Copper Nodule Defect Detection in Industrial Processes Using Deep Learning

Copper electrolysis is a crucial process in copper smelting. The surface of cathodic copper plates is often affected by various electrolytic process factors, resulting in the formation of nodule defects that significantly impact surface quality and disrupt the downstream production process, making the prompt detection of these defects essential. At present, the detection of cathode copper plate nodules is performed by manual identification. In order to address the issues with manual convex nodule identification on the surface of industrial cathode copper plates in terms of low accuracy, high effort, and low efficiency in the manufacturing process, a lightweight YOLOv5 model combined with the BiFormer attention mechanism is proposed in this paper. The model employs MobileNetV3, a lightweight feature extraction network, as its backbone, reducing the parameter count and computational complexity. Additionally, an attention mechanism is introduced to capture multi-scale information, thereby enhancing the accuracy of nodule recognition. Meanwhile, the F-EIOU loss function is employed to strengthen the model's robustness and generalization ability, effectively addressing noise and imbalance issues in the data.
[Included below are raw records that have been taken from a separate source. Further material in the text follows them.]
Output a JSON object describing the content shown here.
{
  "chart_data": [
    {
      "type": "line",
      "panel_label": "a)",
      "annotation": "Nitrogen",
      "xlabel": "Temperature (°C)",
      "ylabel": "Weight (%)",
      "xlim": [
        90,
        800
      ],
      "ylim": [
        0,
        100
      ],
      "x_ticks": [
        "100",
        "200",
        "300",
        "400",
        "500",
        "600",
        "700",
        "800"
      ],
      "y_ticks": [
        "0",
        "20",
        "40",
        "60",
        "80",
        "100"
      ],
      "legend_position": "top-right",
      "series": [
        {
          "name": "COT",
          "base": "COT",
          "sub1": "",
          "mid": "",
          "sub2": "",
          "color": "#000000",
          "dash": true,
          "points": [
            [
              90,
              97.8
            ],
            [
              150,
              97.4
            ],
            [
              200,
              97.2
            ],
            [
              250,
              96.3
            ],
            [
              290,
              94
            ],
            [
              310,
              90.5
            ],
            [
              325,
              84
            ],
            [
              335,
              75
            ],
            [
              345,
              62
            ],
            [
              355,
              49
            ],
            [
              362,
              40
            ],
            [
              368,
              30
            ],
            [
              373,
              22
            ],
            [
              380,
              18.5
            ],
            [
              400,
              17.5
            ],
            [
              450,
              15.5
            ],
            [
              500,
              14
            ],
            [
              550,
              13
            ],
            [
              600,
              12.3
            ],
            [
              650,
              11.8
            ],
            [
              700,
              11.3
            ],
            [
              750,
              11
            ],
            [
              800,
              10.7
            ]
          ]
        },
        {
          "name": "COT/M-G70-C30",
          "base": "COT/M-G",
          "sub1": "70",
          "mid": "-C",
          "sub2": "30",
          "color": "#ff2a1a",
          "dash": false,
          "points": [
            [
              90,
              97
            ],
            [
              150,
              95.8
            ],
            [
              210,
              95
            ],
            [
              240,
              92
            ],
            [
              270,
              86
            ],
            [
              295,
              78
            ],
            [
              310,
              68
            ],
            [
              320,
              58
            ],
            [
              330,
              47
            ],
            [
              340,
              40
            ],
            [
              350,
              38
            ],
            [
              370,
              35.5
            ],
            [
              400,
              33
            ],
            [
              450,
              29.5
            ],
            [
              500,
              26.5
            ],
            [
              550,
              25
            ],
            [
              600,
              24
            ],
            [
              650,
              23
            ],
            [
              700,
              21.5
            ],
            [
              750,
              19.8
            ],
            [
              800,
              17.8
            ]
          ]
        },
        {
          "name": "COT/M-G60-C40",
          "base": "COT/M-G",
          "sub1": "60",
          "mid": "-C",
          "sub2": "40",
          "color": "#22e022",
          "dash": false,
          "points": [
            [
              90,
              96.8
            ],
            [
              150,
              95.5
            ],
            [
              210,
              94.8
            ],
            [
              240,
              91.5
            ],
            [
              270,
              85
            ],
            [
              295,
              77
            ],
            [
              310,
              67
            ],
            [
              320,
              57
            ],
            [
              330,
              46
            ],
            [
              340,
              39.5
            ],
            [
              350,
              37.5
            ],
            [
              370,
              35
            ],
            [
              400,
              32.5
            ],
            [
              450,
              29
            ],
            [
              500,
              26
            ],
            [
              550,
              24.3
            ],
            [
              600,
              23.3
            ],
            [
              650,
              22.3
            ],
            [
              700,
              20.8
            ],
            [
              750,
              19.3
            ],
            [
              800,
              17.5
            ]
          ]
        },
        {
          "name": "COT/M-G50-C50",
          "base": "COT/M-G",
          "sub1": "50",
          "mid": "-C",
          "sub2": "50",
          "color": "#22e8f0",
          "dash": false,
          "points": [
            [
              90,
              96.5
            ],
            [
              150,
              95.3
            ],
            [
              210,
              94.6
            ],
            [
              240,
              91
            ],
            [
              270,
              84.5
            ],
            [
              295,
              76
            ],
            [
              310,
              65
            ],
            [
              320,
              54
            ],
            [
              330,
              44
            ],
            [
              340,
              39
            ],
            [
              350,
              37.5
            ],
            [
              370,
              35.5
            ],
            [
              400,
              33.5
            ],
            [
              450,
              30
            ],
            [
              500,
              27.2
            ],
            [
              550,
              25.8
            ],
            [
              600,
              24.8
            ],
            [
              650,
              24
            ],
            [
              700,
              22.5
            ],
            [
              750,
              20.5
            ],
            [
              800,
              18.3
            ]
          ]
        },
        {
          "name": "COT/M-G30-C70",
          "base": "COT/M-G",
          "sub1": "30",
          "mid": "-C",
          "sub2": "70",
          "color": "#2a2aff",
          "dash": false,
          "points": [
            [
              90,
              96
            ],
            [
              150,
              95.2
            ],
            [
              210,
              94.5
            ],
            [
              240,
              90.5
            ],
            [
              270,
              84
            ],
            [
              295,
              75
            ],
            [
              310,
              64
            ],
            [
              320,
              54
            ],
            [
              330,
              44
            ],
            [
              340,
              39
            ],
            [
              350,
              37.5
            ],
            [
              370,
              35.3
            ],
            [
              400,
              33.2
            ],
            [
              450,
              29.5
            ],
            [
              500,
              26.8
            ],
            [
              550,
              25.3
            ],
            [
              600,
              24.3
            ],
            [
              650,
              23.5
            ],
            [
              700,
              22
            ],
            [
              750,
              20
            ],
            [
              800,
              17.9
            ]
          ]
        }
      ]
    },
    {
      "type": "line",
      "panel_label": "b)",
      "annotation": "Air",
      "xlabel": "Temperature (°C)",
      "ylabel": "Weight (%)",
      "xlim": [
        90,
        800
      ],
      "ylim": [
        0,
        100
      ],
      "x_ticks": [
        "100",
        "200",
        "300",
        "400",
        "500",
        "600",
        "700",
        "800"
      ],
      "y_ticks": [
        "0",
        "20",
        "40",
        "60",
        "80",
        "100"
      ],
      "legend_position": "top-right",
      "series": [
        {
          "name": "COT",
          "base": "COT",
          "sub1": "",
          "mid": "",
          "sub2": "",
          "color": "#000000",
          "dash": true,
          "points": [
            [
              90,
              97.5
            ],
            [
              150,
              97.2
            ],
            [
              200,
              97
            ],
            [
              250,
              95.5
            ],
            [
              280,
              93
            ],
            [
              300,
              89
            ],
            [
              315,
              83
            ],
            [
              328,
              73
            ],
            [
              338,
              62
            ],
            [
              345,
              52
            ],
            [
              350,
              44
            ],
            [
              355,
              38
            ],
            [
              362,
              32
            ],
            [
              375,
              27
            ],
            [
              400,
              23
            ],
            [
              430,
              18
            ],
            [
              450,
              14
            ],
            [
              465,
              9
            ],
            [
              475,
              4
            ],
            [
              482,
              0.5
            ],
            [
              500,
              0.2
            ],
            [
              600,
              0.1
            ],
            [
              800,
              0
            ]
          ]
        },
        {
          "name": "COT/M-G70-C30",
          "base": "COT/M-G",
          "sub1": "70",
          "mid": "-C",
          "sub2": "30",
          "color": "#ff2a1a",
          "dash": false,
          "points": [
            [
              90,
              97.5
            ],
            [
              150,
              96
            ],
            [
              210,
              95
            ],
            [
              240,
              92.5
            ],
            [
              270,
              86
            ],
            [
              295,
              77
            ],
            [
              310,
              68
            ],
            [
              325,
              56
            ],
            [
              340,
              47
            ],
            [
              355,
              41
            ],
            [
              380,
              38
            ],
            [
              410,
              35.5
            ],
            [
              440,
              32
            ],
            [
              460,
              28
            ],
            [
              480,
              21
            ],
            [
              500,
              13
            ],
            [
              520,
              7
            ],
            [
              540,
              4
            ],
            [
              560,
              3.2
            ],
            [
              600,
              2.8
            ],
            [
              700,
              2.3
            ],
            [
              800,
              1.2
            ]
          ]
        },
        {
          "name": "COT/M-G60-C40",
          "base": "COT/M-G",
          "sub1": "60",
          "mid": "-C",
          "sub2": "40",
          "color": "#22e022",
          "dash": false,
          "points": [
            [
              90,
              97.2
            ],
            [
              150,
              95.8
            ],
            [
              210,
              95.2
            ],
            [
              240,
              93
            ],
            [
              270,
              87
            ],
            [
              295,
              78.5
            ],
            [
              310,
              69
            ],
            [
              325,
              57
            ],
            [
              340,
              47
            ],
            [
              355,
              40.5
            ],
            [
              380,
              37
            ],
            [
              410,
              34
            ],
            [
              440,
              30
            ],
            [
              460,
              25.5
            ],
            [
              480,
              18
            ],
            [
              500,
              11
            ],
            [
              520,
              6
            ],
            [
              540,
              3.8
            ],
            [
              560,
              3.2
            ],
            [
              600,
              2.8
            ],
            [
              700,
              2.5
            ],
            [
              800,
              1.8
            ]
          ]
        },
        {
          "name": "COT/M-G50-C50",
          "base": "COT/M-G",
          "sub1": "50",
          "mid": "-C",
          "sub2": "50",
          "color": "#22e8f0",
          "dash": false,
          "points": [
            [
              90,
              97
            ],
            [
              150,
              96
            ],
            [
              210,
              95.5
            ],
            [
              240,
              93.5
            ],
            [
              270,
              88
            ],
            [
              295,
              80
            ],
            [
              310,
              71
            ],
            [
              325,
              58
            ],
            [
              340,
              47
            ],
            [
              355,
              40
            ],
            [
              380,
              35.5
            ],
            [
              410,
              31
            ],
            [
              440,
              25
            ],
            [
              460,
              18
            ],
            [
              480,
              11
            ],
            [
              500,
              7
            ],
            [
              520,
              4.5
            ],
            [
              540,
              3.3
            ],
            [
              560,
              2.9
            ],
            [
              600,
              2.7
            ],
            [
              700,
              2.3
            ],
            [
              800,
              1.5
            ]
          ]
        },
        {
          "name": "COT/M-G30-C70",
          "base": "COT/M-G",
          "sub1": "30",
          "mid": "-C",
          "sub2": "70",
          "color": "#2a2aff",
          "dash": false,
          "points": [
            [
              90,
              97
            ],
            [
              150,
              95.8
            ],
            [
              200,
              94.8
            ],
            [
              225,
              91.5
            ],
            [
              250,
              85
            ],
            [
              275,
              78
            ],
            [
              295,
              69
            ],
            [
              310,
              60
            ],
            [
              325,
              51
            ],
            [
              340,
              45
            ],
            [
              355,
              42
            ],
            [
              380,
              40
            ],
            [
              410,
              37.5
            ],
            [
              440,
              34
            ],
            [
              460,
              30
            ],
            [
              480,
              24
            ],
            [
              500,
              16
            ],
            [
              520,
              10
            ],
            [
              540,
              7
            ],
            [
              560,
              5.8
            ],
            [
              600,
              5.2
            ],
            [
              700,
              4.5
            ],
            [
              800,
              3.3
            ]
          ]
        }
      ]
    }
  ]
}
Experimental results demonstrate that the improved YOLOv5 model achieves a precision of 92.71%, a recall of 91.24%, and a mean average precision (mAP) of 92.69%. Moreover, a single-frame detection time of 4.61 ms is achieved by the model, which has a size of 2.91 MB. These metrics meet the requirements of practical production and provide valuable insights for the detection of cathodic copper plate surface quality issues in the copper electrolysis production process.